More than 1,200 people in Hampstead and Kilburn have signed a petition sent to MP Glenda Jackson and candidates standing in the upcoming May election, saying: “Over the past few years, NHS funding has been squeezed so much that services are suffering.

“This winter, hospitals up and down the country have declared “major incidents” because they’re struggling to cope. And now most hospitals are warning that their budget for next year has “ reached the point where patient care is at risk.

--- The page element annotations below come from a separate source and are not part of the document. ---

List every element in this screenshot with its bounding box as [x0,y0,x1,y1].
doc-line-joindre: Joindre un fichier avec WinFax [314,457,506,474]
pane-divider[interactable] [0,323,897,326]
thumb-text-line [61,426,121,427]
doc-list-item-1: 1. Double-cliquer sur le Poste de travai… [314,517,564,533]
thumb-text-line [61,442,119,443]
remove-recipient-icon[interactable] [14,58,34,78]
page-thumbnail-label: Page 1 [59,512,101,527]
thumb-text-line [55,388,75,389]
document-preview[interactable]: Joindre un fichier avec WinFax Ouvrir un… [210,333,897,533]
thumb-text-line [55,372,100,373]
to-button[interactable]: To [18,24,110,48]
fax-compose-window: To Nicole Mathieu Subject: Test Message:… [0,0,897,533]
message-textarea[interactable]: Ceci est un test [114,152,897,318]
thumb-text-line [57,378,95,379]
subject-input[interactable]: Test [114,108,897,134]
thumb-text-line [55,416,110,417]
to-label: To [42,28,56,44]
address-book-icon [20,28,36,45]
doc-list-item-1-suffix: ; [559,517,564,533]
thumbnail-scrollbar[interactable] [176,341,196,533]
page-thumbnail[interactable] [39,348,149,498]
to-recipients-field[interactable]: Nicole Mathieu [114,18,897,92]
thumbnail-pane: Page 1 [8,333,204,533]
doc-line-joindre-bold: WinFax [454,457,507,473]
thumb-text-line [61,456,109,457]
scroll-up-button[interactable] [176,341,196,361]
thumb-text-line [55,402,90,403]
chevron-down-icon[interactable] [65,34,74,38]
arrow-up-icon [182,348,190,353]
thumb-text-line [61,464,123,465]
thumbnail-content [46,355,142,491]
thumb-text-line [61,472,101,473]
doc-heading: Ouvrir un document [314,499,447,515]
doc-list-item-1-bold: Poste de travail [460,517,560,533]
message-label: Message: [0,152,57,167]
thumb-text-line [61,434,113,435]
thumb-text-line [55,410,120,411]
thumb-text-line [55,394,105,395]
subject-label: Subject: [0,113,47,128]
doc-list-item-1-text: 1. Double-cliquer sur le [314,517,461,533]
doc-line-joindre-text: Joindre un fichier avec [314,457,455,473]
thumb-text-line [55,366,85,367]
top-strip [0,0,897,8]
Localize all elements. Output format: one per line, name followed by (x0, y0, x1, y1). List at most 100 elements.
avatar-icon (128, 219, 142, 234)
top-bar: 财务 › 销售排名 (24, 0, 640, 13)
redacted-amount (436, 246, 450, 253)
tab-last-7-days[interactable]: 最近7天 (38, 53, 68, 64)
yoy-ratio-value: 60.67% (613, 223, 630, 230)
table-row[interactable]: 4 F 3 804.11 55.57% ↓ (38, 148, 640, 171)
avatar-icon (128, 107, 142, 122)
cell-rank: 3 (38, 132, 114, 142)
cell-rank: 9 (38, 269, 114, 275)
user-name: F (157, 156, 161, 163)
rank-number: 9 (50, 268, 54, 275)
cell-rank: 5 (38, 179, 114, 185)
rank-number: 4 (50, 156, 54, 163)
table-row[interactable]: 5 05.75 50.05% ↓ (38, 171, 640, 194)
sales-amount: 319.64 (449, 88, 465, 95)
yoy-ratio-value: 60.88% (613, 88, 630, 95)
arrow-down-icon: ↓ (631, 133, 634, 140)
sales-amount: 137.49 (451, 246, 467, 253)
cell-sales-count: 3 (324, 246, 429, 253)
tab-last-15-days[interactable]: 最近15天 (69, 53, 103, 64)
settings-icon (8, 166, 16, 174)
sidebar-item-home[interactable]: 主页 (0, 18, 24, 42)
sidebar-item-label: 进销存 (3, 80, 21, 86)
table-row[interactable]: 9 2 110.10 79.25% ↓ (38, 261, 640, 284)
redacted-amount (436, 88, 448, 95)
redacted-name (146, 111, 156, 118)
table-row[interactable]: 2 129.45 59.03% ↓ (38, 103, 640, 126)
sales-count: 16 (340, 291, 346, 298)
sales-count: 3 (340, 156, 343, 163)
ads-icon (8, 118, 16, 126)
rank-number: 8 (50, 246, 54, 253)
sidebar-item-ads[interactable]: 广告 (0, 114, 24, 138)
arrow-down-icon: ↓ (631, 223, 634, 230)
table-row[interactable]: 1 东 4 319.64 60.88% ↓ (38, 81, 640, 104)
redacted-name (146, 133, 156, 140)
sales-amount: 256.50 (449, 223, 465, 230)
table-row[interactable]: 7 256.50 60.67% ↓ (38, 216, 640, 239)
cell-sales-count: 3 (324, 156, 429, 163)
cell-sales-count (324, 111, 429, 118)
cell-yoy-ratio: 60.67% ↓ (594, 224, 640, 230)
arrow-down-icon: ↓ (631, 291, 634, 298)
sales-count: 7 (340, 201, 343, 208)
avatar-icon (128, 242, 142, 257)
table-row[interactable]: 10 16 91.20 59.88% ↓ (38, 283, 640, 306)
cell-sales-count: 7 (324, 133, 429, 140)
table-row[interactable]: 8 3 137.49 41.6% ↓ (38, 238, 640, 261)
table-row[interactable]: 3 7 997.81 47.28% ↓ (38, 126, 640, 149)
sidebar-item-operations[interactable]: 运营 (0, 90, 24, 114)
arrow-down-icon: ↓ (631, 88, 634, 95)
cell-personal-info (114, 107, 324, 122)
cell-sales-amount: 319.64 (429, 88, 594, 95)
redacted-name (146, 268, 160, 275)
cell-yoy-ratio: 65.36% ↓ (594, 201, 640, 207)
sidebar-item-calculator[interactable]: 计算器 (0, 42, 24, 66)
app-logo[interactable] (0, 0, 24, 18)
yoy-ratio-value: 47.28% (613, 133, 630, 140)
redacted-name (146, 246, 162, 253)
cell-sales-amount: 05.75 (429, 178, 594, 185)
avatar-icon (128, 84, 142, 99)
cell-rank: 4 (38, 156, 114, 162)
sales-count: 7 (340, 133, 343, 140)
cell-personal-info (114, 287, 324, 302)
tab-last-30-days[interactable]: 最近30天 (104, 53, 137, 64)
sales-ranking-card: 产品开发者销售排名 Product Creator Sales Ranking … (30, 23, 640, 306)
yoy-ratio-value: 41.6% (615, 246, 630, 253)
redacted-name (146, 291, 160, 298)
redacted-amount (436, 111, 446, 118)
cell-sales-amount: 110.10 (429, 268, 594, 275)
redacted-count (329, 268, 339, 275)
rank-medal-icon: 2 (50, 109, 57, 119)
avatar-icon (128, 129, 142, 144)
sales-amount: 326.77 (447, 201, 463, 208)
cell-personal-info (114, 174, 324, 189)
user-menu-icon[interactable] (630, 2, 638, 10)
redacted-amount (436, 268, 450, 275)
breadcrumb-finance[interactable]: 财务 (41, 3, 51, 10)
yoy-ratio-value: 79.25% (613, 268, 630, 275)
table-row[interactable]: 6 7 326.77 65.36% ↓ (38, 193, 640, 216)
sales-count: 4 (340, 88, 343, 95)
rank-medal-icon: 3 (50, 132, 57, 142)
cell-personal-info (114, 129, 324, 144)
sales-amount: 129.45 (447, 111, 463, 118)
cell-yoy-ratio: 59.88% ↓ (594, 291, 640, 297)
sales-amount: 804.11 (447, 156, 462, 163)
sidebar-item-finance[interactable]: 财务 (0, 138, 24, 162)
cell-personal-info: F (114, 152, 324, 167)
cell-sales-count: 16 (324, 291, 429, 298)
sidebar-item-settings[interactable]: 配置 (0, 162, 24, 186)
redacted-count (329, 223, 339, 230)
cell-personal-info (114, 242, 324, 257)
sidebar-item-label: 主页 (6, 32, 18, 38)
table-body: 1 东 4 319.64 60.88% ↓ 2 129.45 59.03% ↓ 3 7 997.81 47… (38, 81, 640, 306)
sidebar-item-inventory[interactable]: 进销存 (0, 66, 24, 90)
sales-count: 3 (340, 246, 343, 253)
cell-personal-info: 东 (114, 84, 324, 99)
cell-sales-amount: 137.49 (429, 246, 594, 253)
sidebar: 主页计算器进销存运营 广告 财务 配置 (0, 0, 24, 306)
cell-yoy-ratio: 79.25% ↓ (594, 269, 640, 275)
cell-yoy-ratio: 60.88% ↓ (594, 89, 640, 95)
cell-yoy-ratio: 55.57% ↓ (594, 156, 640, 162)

“Meanwhile, the government is letting profit-hungry companies take over more and more NHS services. At at a time of squeezed budgets, this is the last thing the NHS needs. We want an NHS where patient safety is put first, and where the NHS is run for the public good.”

The group was also campaigning against an EU/US free trade agreement being negotiated between Brussels and Washington – the Transatlantic Trade and Investment Partnership (TTIP).

Proponents claim its aim is to remove trade barriers in a number of economic sectors to make it easier to buy and sell goods and services between the two continents.

But health campaigners believe TTIP would allow the NHS to be “carved open” by US private healthcare giants, with 38 Degrees saying: “If TTIP opens our NHS to American private healthcare companies, we could see even more privatisation and a slide into more US-style healthcare. We want the NHS excluded from TTIP.”

Defending the free trade agreement, the Department of Health said if passed it had the potential to benefit patients “through promoting collaboration across the pharmaceutical and life science sectors”.

It added: “The European Commission has explicitly ruled out public services from the scope of any market liberalisation in the TTIP. The agreement will not require participating EU members to open up their national health systems to private providers.”